Sort 3 Integers without using if condition (use only Max())

Problem

Given three integers a, b, and c, sort them in non-decreasing order without using any if/conditional branching. The allowed primitive is the max() function (and arithmetic).

Examples

Example 1

Input:
a = 4, b = 1, c = 9

Output:
[1, 4, 9]

Explanation:
Using only `max()` and arithmetic we compute min, mid and max.

Example 2

Input:
a = 5, b = 5, c = 2

Output:
[2, 5, 5]

Explanation:
Duplicates are handled naturally by the formulas.

Solution

Method 1 - Use Max() and arithmetic

Intuition

We can compute the maximum with max(a, max(b, c)). The minimum can be computed by negating all values and taking a max: min = -max(-a, -b, -c).

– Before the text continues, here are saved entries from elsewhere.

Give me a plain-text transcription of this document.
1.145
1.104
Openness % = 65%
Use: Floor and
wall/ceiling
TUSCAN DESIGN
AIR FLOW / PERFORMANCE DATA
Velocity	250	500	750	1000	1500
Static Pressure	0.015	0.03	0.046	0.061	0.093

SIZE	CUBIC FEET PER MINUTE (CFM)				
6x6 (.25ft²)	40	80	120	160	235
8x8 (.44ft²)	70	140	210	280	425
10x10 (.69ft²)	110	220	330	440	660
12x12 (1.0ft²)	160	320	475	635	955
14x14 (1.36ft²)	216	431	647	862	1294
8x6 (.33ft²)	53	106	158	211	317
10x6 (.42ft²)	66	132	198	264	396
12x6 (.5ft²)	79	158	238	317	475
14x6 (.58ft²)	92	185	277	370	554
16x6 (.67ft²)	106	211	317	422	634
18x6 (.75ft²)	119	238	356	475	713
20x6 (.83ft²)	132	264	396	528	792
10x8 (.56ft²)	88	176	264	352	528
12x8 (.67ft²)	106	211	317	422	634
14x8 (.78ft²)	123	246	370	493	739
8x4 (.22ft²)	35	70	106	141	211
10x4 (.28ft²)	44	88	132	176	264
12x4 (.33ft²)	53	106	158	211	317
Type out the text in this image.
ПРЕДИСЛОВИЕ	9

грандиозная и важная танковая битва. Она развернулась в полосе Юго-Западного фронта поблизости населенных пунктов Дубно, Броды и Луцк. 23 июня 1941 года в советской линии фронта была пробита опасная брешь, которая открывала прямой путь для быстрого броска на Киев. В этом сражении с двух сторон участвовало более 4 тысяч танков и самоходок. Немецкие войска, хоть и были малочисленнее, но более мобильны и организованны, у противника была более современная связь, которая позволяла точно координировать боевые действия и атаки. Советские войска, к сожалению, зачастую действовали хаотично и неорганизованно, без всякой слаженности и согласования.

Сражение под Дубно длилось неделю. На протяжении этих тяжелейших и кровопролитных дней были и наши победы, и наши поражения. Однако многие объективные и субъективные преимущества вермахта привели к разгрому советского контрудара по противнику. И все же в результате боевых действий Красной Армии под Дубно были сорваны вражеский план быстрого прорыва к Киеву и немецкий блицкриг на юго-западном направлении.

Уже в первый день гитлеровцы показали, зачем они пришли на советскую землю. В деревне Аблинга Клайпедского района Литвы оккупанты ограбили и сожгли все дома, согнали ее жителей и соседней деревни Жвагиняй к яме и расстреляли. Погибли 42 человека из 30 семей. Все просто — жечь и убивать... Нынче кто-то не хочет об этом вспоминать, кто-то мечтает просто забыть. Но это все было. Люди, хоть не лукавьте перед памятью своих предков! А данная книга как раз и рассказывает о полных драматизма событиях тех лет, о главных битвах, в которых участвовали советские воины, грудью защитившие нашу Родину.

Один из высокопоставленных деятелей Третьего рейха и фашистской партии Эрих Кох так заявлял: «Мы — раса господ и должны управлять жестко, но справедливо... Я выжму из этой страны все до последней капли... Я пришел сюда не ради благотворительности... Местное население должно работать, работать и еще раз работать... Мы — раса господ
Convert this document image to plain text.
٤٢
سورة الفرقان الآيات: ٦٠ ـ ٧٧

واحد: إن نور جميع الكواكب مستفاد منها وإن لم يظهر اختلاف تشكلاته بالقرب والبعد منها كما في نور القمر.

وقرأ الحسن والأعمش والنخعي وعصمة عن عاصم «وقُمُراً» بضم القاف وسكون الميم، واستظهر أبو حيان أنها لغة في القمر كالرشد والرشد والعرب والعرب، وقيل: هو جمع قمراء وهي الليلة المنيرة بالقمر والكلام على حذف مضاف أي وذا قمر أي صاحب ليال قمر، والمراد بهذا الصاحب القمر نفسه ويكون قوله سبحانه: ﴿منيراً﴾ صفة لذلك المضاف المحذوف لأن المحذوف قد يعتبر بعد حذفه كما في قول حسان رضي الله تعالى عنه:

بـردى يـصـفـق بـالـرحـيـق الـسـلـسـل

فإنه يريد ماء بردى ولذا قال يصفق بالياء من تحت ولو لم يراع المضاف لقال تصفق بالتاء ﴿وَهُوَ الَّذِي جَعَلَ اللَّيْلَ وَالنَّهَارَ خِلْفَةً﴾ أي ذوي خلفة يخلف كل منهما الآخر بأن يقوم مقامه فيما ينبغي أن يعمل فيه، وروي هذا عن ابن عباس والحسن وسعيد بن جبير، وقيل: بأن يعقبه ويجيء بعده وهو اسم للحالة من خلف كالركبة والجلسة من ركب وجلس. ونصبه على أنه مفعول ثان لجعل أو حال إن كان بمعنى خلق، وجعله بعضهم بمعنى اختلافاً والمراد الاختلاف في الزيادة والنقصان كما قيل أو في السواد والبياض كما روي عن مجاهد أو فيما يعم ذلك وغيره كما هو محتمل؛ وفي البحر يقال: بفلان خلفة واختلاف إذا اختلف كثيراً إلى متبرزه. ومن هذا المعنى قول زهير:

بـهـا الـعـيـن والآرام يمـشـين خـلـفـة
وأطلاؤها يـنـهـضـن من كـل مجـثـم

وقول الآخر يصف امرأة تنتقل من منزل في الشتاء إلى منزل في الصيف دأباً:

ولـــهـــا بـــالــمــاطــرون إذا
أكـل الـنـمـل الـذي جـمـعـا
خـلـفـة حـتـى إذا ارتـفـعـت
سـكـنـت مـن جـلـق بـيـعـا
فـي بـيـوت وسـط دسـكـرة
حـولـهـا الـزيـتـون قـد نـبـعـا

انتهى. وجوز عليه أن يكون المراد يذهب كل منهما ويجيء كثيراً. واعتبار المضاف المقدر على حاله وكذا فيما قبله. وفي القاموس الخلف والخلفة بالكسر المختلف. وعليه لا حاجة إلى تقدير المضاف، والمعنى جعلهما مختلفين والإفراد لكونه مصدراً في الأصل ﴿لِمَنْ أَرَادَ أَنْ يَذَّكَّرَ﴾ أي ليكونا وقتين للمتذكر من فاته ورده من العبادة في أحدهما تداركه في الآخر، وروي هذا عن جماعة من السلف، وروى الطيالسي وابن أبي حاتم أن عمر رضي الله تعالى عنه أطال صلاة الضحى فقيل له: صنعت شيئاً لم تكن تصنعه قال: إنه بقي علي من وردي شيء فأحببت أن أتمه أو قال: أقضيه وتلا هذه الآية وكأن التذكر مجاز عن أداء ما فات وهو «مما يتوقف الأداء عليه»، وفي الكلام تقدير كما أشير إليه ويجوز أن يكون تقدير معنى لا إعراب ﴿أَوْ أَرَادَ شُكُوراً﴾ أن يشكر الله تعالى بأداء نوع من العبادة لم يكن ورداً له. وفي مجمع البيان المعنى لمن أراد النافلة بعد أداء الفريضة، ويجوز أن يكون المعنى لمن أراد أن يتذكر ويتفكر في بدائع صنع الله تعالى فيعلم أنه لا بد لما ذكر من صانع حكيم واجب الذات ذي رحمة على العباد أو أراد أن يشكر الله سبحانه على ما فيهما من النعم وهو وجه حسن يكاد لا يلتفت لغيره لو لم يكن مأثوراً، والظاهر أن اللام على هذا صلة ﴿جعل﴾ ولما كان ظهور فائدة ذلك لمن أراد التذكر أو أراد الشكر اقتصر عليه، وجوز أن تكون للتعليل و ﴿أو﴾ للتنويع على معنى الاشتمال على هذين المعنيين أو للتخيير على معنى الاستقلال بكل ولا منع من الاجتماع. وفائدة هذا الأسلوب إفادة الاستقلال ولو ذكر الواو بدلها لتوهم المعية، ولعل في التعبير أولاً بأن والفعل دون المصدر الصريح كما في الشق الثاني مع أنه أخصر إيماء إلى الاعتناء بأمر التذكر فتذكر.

The middle value follows from mid = a + b + c - max - min.

Approach

1. Compute max = max(a, max(b, c)).
2. Compute min = -max(-a, -b, -c).
3. Compute mid = a + b + c - max - min.
4. Return [min, mid, max].

Code

C++

#include <algorithm>
#include <array>
using namespace std;

class Solution {
 public:
  array<int, 3> sort3(int a, int b, int c) {
    int mx = max(a, max(b, c));
    int mn = -max(-a, max(-b, -c));
    int mid = a + b + c - mx - mn;
    return {mn, mid, mx};
  }
};

Go

package main

func sort3(a, b, c int) [3]int {
    mx := max(a, max(b, c))
    mn := -max(-a, max(-b, -c))
    mid := a + b + c - mx - mn
    return [3]int{mn, mid, mx}
}

func max(x, y int) int { if x > y { return x }; return y }

Java

import java.util.Arrays;

class Solution {
  public int[] sort3(int a, int b, int c) {
    int mx = Math.max(a, Math.max(b, c));
    int mn = -Math.max(-a, Math.max(-b, -c));
    int mid = a + b + c - mx - mn;
    return new int[]{mn, mid, mx};
  }
}

Kotlin

class Solution {
  fun sort3(a: Int, b: Int, c: Int): IntArray {
    val mx = maxOf(a, maxOf(b, c))
    val mn = -maxOf(-a, maxOf(-b, -c))
    val mid = a + b + c - mx - mn
    return intArrayOf(mn, mid, mx)
  }
}

Python

from typing import List

class Solution:
  def sort3(self, a: int, b: int, c: int) -> List[int]:
    mx = max(a, max(b, c))
    mn = -max(-a, max(-b, -c))
    mid = a + b + c - mx - mn
    return [mn, mid, mx]

Rust

pub struct Solution;
impl Solution {
  pub fn sort3(a: i32, b: i32, c: i32) -> [i32; 3] {
    let mx = std::cmp::max(a, std::cmp::max(b, c));
    let mn = -std::cmp::max(-a, std::cmp::max(-b, -c));
    let mid = a + b + c - mx - mn;
    [mn, mid, mx]
  }
}

Typescript

export class Solution {
  sort3(a: number, b: number, c: number): number[] {
    const mx = Math.max(a, Math.max(b, c));
    const mn = -Math.max(-a, Math.max(-b, -c));
    const mid = a + b + c - mx - mn;
    return [mn, mid, mx];
  }
}

Complexity

• ⏰ Time complexity: O(1) – A constant number of arithmetic and max() operations.
• 🧺 Space complexity: O(1) – Only a few local variables are used.